Notably, not only has The Economist managed to increase its revenue from circulation over the past year, it has also managed to increase the profit on those circulation sales as well, due to behind-the-scenes redesigns of subscriber management and circulation systems and a change in philosophy with regards to things like group discounts on subscriptions through GroupOn. Standage notes that while in the old days those sorts of deals made sense, where you’d sign people up at a discount because it increases your advertising base, “we’d much rather they decided to pay the full rate or decided not to continue to subscribe any more”.

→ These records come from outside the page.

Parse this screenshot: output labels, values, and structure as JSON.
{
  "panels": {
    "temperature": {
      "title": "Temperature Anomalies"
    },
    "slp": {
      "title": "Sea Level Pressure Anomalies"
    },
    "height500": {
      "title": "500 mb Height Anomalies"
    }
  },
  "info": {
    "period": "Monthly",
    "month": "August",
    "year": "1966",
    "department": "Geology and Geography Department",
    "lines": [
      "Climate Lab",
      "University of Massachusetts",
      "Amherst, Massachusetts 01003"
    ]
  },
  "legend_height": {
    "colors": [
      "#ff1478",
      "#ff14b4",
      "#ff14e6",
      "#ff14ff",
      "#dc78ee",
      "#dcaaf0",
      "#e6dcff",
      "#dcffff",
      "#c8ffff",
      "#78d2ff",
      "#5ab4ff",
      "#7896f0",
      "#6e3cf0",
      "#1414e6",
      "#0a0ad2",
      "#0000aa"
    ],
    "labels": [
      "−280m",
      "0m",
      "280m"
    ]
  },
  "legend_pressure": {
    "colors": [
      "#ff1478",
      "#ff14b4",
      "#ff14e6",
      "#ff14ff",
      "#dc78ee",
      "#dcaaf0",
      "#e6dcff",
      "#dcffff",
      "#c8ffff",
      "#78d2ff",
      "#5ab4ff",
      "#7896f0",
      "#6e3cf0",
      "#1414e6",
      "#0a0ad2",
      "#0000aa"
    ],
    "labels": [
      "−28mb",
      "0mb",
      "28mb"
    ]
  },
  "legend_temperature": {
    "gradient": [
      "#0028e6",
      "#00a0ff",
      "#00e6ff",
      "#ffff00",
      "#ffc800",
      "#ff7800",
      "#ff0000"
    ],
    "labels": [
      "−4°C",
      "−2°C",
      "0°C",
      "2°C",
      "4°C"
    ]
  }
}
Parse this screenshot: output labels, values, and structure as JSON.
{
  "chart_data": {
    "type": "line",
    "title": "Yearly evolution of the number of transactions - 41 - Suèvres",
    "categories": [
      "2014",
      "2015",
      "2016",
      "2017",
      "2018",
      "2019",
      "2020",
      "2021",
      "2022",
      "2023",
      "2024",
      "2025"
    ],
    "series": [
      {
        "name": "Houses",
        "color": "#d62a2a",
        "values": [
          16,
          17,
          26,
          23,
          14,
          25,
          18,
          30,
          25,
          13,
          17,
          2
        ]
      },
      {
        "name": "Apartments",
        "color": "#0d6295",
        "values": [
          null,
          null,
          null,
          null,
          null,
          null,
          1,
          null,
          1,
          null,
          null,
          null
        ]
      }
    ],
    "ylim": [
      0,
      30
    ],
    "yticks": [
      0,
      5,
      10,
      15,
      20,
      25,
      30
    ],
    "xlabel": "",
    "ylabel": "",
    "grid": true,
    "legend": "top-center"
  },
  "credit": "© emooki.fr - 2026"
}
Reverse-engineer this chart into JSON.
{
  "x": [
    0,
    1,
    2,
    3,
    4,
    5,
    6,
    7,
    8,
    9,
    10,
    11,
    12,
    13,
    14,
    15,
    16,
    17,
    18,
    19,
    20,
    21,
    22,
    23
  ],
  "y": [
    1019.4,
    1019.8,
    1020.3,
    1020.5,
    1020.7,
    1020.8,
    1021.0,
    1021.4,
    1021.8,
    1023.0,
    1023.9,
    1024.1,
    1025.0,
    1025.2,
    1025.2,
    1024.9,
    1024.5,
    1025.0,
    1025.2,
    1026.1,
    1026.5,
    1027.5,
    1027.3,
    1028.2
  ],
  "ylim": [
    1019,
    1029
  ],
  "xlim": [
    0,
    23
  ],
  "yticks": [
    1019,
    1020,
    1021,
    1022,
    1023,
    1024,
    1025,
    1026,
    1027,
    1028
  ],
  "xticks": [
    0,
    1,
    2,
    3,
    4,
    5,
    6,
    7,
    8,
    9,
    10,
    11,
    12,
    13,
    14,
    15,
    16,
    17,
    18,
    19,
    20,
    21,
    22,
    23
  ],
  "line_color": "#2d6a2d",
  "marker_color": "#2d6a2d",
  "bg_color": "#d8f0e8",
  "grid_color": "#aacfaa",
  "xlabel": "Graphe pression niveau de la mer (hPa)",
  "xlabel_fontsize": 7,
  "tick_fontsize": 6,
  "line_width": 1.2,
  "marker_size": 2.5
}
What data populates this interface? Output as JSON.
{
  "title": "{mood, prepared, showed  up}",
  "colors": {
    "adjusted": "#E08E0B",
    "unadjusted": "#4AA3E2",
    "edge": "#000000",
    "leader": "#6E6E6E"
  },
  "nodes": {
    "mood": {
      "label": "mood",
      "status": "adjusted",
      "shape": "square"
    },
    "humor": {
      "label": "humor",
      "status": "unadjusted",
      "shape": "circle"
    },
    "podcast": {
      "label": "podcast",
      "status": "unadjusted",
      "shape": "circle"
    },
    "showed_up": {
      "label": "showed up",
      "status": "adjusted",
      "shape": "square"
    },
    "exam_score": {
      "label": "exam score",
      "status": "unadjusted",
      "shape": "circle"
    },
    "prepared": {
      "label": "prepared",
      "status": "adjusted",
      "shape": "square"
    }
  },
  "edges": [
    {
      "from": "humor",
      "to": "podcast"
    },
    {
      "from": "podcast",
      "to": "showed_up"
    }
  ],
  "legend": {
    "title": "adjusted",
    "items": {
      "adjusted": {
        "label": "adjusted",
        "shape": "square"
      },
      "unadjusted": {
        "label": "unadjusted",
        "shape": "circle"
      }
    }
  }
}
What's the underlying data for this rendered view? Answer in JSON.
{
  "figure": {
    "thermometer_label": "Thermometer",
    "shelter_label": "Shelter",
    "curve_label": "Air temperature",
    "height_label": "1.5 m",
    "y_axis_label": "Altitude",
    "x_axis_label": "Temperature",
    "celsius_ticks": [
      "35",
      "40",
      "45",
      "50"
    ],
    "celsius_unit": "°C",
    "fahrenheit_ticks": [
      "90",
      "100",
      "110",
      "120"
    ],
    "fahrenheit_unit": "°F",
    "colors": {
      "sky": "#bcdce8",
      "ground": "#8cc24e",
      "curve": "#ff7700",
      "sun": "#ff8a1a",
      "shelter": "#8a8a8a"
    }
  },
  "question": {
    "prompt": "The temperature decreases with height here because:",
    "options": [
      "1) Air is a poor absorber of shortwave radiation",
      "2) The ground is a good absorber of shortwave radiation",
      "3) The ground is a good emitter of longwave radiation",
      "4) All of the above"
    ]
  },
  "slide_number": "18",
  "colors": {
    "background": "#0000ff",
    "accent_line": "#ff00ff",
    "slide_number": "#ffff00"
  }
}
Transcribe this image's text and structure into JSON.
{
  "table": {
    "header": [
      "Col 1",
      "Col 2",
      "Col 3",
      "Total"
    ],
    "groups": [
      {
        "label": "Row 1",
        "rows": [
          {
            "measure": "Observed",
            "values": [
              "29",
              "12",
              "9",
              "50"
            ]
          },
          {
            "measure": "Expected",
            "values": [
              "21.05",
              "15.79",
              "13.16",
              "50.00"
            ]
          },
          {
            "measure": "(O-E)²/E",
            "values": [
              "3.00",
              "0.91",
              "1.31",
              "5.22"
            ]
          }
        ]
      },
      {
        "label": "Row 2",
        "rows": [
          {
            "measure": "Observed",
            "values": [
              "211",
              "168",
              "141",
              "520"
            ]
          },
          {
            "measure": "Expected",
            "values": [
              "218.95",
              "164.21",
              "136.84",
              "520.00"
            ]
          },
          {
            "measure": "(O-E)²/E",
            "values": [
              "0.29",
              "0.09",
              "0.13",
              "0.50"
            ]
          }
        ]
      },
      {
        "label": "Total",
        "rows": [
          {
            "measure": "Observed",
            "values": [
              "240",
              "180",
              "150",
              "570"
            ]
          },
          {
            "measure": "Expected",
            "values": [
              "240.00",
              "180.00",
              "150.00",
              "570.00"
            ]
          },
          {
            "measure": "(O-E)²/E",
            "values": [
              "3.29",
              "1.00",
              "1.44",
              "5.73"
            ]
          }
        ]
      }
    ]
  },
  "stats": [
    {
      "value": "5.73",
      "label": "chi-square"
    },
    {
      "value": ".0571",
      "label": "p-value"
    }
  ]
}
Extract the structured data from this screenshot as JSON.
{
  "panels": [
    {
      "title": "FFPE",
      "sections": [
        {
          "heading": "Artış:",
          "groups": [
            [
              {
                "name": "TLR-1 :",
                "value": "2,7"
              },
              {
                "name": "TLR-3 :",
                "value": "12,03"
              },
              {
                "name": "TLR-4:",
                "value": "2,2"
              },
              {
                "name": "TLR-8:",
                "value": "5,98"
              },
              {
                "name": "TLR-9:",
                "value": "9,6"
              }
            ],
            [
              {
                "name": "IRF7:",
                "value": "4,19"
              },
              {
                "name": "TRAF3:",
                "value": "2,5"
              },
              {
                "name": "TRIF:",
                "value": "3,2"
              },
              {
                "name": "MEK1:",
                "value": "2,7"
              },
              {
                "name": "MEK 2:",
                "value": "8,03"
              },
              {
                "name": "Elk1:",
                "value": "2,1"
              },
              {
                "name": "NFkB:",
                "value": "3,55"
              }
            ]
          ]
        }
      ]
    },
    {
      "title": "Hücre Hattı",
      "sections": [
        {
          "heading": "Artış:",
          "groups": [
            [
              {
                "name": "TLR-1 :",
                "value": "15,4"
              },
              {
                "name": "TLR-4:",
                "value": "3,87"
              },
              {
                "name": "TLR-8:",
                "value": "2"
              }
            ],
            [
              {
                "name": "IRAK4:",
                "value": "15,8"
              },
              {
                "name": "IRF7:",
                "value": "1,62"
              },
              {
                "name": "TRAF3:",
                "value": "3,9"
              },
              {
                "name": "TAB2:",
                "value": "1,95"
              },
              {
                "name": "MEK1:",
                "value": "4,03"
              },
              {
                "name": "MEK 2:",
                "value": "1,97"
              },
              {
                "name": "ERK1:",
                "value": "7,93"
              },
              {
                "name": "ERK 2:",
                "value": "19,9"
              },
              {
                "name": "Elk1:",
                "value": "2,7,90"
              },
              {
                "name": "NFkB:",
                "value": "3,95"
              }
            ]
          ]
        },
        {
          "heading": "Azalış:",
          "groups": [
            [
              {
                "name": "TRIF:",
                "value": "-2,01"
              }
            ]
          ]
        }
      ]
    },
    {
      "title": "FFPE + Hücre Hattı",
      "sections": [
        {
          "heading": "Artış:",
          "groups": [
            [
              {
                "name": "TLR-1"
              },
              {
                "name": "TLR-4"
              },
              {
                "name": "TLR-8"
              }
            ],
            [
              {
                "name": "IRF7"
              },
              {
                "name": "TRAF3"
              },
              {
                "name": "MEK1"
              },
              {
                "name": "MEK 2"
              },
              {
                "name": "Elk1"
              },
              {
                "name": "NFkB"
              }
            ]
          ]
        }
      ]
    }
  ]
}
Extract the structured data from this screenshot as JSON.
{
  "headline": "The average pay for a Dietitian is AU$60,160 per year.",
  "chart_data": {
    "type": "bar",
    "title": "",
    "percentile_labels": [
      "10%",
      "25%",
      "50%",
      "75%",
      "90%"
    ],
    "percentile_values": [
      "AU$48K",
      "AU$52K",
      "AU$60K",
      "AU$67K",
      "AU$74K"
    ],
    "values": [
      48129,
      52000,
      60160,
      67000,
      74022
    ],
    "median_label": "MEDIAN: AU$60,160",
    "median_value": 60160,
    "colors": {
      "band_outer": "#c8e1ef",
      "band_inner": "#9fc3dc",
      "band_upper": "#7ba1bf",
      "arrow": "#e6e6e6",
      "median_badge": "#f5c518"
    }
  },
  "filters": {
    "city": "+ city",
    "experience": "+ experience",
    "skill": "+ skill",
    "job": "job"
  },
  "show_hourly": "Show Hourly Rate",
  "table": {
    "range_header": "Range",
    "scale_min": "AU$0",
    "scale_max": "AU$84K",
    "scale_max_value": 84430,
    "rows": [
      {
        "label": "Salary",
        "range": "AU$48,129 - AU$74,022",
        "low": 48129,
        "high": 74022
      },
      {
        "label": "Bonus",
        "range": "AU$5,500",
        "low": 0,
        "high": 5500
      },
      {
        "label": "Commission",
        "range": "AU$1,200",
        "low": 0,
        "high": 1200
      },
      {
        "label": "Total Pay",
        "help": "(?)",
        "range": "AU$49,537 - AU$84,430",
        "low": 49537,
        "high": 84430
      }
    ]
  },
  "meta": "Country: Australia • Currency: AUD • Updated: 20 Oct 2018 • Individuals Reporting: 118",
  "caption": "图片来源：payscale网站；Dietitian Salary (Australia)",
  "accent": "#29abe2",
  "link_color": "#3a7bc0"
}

Those changes might not have the same immediate visual impact of the redesigns of its site and apps, but for a company adapting to a change in how it monetises its audience it’s vital. Standage says:

“All of the pieces that run our subscriber management systems and circulation management systems are being replaced as well. There are many benefits that come from that, but one of them is that it allows us to essentially deliver our journalism more reliably to our readers.

“They’re all being monetised. It’s not just about signing up new subscribers; it’s about serving the subscribers we have as well as we can.”

That’s especially important as the publication continues to see the proportion of revenue it receives from traditional display advertising fall. Standage estimates that, while around 50 percent of the Economist’s revenue came from advertising at the turn of the dotcom boom, that figure will be closer to 14 percent next year.

He notes that while of course he is sorry to see that revenue go, primarily moving across to the Google/Facebook duopoly, he still believes there are areas which in which The Economist can benefit from the halo effect that used to entice advertisers to display advertising opposite the brand’s editorial content:

“Our response to that is to manage the decline; the reality is that advertisers increasingly want to buy different sorts of advertising, they want to buy the type of advertising that Google and Facebook are selling in particular and you can see that they’re hoovering up most of the growth in that area.

“There are some other areas we think where we can make a distinctive offer. We have thought leadership, we have content marketing, we have sponsorship of things like the Economist Films series, of events, and that part of the business we think is more sustainable in the long-run.”

But those efforts would be wasted if it weren’t for a consistently growing demand for The Economist’s analysis. The flight back to quality analysis spurred by the tumultuous and largely terrible events of the past year have benefited a number of legacy publications in the US, but The Economist saw 13.9 growth in digital subscriptions in the year to December 2016, demonstrating that there’s an appetite for its global approach to explaining the issues.

That’s why the team at The Economist is experimenting with new forms of storytelling and repacking of its analysis on platforms that seem counter-intuitive. Standage explains why its award-winning Snapchat experiment was launched in the first place, and why it is worth continuing:

“You might have thought we wouldn’t be interested in those third party platforms because if we have a circulation model how can we use them? The answer is that actually it is a very useful way for us to expand our reach and put our journalism in front of a wider audience, and Snapchat fits into that as well.

“We are proud to be this antidote to the Kardashian coverage. Clearly there is an audience for that.”

He notes that while the perception is that users of Snapchat Discover are solely interested in celebrity coverage, the numbers they’ve seen for their own coverage belie that idea. Instead, they’ve proven to be receptive to the vaguely Monty Python-ish approach to coverage that The Economist has always taken in print. The same is true for the audience for The Economist Films series, which Standage notes can be repackaged in a virtuous circle of reinforcement:

“We make these mini-doc series that are editorially independent but are sponsored, but then we do short extracts of those and short films derived from those which we put on social. We do other short films to keep the audience warm on social, and those two parts of the model reinforce each other.”

There are any number of ways that the current period of global destablisation could end. Some of those ways don’t even include nuclear weapons! But while there is this need for calm, objective global analysis, The Economist is in a great position to continue growing its subscriber base.

It’s continued success might even provide a counterpoint to H.L. Mencken’s old adage that noone ever went broke underestimating the intelligence of the great masses of plain people – that it’s possible to become a success by providing analysis that stokes the intelligence of people who desire to be informed.